João Paulo Cotrim era ainda uma figura tutelar nos universos da banda desenhada, do design gráfico e da ilustração portuguesas. Dirigiu a Bedeteca de Lisboa durante seis anos, entre 1996 e 2002, e o Salão Lisboa de Ilustração e Banda Desenhada durante quatro edições, e foi responsável por muitas provas de vida da arte desenhada. Nos últimos tempos, a vida tinha-lhe pregado a partida de um problema oncológico, que superou com a determinação e sorriso de sempre.

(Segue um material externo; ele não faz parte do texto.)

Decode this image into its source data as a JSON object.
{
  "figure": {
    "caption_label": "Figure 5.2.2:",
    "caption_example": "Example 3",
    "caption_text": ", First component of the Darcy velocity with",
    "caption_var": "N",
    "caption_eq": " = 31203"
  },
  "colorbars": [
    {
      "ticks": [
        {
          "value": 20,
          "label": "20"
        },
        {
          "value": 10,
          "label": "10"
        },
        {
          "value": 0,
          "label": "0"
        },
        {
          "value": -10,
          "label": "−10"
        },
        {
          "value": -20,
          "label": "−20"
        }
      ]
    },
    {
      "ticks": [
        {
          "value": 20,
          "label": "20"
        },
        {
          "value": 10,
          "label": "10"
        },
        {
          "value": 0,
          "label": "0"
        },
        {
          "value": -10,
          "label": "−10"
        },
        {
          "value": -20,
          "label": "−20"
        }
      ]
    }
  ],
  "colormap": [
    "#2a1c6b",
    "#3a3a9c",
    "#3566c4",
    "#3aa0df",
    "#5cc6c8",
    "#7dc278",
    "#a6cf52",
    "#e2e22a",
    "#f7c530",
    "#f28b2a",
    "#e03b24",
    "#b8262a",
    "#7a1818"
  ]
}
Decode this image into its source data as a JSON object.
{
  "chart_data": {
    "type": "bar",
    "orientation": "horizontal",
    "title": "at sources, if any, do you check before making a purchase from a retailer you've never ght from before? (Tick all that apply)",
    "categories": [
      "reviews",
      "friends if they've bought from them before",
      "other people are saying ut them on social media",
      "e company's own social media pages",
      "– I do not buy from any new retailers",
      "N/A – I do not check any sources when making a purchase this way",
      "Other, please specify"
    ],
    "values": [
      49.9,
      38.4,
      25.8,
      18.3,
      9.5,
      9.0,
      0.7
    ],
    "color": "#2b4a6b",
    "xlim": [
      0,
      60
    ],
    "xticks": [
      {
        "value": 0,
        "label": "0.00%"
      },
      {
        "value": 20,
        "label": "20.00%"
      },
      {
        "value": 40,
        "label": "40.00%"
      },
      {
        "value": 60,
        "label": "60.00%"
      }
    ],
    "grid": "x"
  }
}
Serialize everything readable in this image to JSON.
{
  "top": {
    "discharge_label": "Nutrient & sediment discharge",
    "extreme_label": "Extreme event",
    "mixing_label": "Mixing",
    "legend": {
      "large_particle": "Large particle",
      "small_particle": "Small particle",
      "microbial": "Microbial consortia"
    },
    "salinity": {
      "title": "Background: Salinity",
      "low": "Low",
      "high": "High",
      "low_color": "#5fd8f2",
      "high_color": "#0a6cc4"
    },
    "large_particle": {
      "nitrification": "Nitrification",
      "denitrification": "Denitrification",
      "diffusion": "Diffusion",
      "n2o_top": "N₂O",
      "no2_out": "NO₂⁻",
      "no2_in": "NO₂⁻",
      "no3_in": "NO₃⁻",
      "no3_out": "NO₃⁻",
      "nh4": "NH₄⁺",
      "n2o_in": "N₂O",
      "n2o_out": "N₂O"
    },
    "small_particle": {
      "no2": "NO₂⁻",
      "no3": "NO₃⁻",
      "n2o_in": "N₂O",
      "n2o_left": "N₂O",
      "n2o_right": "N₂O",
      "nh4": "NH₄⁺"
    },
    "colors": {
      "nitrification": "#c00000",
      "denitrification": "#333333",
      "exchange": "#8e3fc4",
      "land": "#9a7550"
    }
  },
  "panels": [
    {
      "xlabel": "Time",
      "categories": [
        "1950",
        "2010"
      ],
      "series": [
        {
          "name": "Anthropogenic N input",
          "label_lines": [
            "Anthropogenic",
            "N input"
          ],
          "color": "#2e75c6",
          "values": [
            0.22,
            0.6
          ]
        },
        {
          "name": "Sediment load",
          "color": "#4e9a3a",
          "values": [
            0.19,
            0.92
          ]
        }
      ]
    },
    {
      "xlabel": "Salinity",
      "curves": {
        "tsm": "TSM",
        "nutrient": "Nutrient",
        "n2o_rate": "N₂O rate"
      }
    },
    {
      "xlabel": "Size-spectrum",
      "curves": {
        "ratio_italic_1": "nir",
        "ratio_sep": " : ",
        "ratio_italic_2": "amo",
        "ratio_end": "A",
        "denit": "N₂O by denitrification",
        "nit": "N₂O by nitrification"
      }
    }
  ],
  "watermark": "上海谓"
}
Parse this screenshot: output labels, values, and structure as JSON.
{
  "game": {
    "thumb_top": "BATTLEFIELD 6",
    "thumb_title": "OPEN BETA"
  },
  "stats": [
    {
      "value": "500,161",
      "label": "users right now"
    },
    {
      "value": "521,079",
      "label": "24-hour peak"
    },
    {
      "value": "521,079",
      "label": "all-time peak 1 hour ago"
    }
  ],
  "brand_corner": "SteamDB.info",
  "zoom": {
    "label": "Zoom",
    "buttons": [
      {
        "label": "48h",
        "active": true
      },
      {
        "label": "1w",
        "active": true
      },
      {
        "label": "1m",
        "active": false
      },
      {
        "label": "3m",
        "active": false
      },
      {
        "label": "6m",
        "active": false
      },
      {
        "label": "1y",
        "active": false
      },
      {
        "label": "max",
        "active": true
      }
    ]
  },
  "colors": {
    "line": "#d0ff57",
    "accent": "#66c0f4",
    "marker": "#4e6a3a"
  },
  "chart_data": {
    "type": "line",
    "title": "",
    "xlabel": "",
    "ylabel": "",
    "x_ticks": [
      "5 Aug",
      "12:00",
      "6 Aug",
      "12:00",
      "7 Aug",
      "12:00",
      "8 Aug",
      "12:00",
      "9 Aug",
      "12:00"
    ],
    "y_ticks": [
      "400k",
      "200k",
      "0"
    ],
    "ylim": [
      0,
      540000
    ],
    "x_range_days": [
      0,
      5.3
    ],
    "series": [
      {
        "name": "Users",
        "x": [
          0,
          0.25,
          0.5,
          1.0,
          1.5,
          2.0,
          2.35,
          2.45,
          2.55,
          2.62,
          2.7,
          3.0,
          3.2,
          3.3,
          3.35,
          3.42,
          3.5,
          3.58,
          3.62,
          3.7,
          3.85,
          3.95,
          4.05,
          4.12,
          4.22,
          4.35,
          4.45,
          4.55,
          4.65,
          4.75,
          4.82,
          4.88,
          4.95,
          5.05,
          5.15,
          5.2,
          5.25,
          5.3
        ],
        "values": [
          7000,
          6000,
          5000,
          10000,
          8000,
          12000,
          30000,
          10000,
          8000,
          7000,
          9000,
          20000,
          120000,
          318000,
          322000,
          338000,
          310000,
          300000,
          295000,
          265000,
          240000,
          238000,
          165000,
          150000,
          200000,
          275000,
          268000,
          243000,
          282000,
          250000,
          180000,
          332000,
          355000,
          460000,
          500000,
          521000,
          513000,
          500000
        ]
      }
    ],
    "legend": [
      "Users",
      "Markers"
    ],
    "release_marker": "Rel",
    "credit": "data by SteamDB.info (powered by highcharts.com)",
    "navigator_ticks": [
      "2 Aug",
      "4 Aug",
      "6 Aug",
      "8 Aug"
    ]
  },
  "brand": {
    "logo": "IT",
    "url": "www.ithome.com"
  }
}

Perante a pandemia, que trouxe tantos desafios a quem ama os livros, João Paulo Cotrim respondeu a perguntas sobre os hábitos de leitura e a sobrevivência editorial à VISÃO, em abril de 2020, com o pragmatismo otimista e a veia de sonhador que conseguia fazer conviver sem dramas: “Não creio que regressamos a nenhuma época de ouro, que estará sempre por definição em passados e mitos, mas isso exigirá das editoras (e outros atores da tragicomédia editorial) novas respostas que respondam a novas necessidades. Sem dúvida que se abriram as portas de um grande laboratório, assim haja quem queira agora manipular os aceleradores de partículas, que não será a aplicação acéfala de pomada na pele carcomida do marketing. Condenado o objeto livro a uma comunidade de nichos, será daqui que surgirão as propostas mais interessantes. (…) Quanto aos hábitos de leitura, poderia ser uma oportunidade para que as editoras resolvessem pensar mais na qualidade do que editam, com mais tempo para trabalhar os seus livros, com tempo para que estes respirassem nas livrarias, desafiando a comunicação social a devolver-lhes a atenção que triturou em páginas cegas e esparsas de entretenimento, convocando outros saberes para criar novos modelos. Podia ainda ser o momento para repensar o Plano Nacional de Leitura, agora à deriva e sem meios, ou, pelo menos, para haver uma grande e integrada campanha, capaz de se tornar desígnio nacional, que procure meter alguma areia na engrenagem dos tempos. Causa perdida? Para as multidões, claro. Mas parece chegado o tempo das imensas maiorias. Nunca fomos todos o mesmo. E os bons livros param o tempo, descobrem o passado, inventam o futuro. Ou vice-versa.” Tal como os bons editores – e os amigos leais.